Yine de, İspanya ve Almanya’nın sorunsuz, güvenilir yetenek üretim hatları kurduğundan beri uzun sürmedi. Her iki ülke de gençlik üretimini sanayileştirdiği için etkili bir şekilde övüldü. Şimdi her ikisi de kendilerini, ilk takımları olmasa da kadrolarını giderek artan bir şekilde Joselu, Aspas ve Füllkrug gibi oyuncularla doldururken buluyorlar: ötesine geçmeleri gereken türden kalfalar.
Bunun neden olabileceğine dair acil bir açıklama yok. Belki de genç oyunculara şans vermenin önünde bir engel vardır. Belki de yerel ligleri ithalata çok bağlı. Belki de övülen akademileri identikit oyuncularını çıkarıp başka yerlerde boşluklar bırakıyor. (Olasılık, biraz rastgele şansla birleştiğinde, üçünün de bir karışımı olmasıdır.)

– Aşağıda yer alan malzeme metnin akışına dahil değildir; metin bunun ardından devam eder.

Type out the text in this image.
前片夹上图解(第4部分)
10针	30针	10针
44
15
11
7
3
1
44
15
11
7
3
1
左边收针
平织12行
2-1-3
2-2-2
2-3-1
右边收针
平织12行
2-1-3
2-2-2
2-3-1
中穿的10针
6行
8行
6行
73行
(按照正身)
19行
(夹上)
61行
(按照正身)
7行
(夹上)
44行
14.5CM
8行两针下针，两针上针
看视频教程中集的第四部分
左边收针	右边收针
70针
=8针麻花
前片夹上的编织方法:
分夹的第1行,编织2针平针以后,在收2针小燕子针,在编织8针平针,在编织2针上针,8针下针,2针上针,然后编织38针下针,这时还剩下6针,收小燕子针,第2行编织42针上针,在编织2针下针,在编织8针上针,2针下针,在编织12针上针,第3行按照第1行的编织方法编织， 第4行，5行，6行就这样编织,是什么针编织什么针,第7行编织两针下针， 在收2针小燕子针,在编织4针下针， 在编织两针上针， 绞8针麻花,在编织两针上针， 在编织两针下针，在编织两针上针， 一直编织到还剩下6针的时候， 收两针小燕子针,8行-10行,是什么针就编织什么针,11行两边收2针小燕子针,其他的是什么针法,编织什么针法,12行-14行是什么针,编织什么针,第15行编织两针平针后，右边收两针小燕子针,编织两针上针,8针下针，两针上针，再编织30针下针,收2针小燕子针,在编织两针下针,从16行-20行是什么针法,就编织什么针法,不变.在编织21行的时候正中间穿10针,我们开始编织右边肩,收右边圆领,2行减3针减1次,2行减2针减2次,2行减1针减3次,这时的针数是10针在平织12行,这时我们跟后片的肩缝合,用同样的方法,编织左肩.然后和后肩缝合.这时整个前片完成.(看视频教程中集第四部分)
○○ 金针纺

Sonuçlar biraz daha net. Kıtanın üç geleneksel gücü eskisi gibi değil. Bunun yalnızca geleneksel akranları – özellikle İngiltere ve Fransa – üzerinde değil, aynı zamanda devlerin gölgeleri biraz gerilediğinde aniden nefes alacak küçük bir alan bulabilecek İskoçya gibi daha küçük ülkeler üzerinde de bir etkisi var.
En Büyük Macera
Hervé Renard, uluslararası futbolun yalnızca daha az göze çarpan köşelerinin üretebileceği figürlerden biri. Mükemmel şekilde preslenmiş, parlak beyaz ve çoğu zaman neredeyse beline kadar kesik olan gömleklerini giyiyor. Saçları uzun, yüzü bronz ve beklenmedik yerlerde ortaya çıkma eğilimi var: Zambiya, Fildişi Sahili, Suudi Arabistan. O, esasen insan biçimindeki “swashbuckling” sıfatıdır.

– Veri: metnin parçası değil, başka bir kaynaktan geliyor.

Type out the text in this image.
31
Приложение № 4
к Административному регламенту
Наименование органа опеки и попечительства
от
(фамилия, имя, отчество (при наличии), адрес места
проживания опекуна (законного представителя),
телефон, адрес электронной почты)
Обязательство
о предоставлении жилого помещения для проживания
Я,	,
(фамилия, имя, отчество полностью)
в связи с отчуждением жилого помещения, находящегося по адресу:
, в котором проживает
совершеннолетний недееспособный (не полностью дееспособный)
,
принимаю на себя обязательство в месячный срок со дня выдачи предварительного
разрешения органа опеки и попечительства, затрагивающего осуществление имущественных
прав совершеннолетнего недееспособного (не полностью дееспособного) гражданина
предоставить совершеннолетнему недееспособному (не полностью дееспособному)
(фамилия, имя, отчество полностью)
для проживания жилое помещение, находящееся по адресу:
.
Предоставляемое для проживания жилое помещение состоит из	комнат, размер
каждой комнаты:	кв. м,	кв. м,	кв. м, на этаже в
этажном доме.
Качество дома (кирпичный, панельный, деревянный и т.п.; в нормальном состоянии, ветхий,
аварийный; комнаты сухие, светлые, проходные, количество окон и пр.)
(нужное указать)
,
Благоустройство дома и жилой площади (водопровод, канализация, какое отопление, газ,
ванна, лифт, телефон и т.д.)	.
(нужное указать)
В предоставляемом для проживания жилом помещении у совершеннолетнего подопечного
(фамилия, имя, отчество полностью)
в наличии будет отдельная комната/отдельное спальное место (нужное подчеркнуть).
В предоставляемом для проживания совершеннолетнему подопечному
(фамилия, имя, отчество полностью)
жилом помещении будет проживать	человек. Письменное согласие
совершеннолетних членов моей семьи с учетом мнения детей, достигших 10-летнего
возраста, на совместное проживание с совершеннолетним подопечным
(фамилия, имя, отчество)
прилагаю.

Ayrıca, olduğu gibi, yaptığı işte iyidir. Önce Zambiya’yı, ardından Fildişi Sahili’ni Afrika’nın şampiyonu yaptı. Fas’ı 2018 Dünya Kupası’na yönlendirdi. En son dinamik, büyüleyici bir Suudi tarafını Arjantin’e karşı erkekler Dünya Kupası tarihindeki en dikkat çekici sonuçlardan biri olan bir zafere yönlendirirken görüldü.
En yeni işi farklı bir düzende. Renard’ın bu hafta, Fransa kadın milli takımının teknik direktörü olarak yıllardır popüler olmayan Corinne Diacre’nin halefi olduğu onaylandı. Yüzeyde, görevi zahmetli. İlk olarak, selefi tarafından yabancılaştırılan oyuncu grubunu uluslararası sahaya geri dönmeye ikna etmesi gerekiyor. Ardından, dünyanın en iyi takımlarına meydan okuyacak kadar tutarlı bir taraf oluşturması gerekiyor. Bunu yapmak için üç buçuk ayı var ya da al.
Potansiyel ödül olsa da, buna değer. Fransa, dünyanın en iyi iki kadın kulübü takımına ev sahipliği yapmaktadır. Grace Geyoro, Marie-Antoinette Katoto ve Kadidiatou Diani’de – Amandine Henry, Wendie Renard ve ikizler Delphine ve Estelle Cascarino’dan bahsetmiyorum bile – şimdi, en azından teoride, gezegendeki en iyi oyunculardan bazılarına sahip.
Teknik direktör Renard, ülkenin parçalanmış takım ruhunu onarabilirse, tüm bu yetenekleri inandırıcı bir birime dönüştürebilirse, Diacre’ın sürekli olarak başarısız olduğu yerde başarılı olabilirse ve oyuncularının potansiyellerini gerçekleştirmeleri için bir platform sağlayabilirse, o zaman var. Fransa’nın Dünya Kupası için gerçek yarışmacılar olarak İngiltere, ABD ve Almanya ile rekabet etmesini durduracak hiçbir şey yok. Renard, kariyerini bir meydan okuma arayışı içinde dünyayı dolaşarak geçirdi. Mirasını mühürleyebilecek macerayı evinde bulmuş olabilir.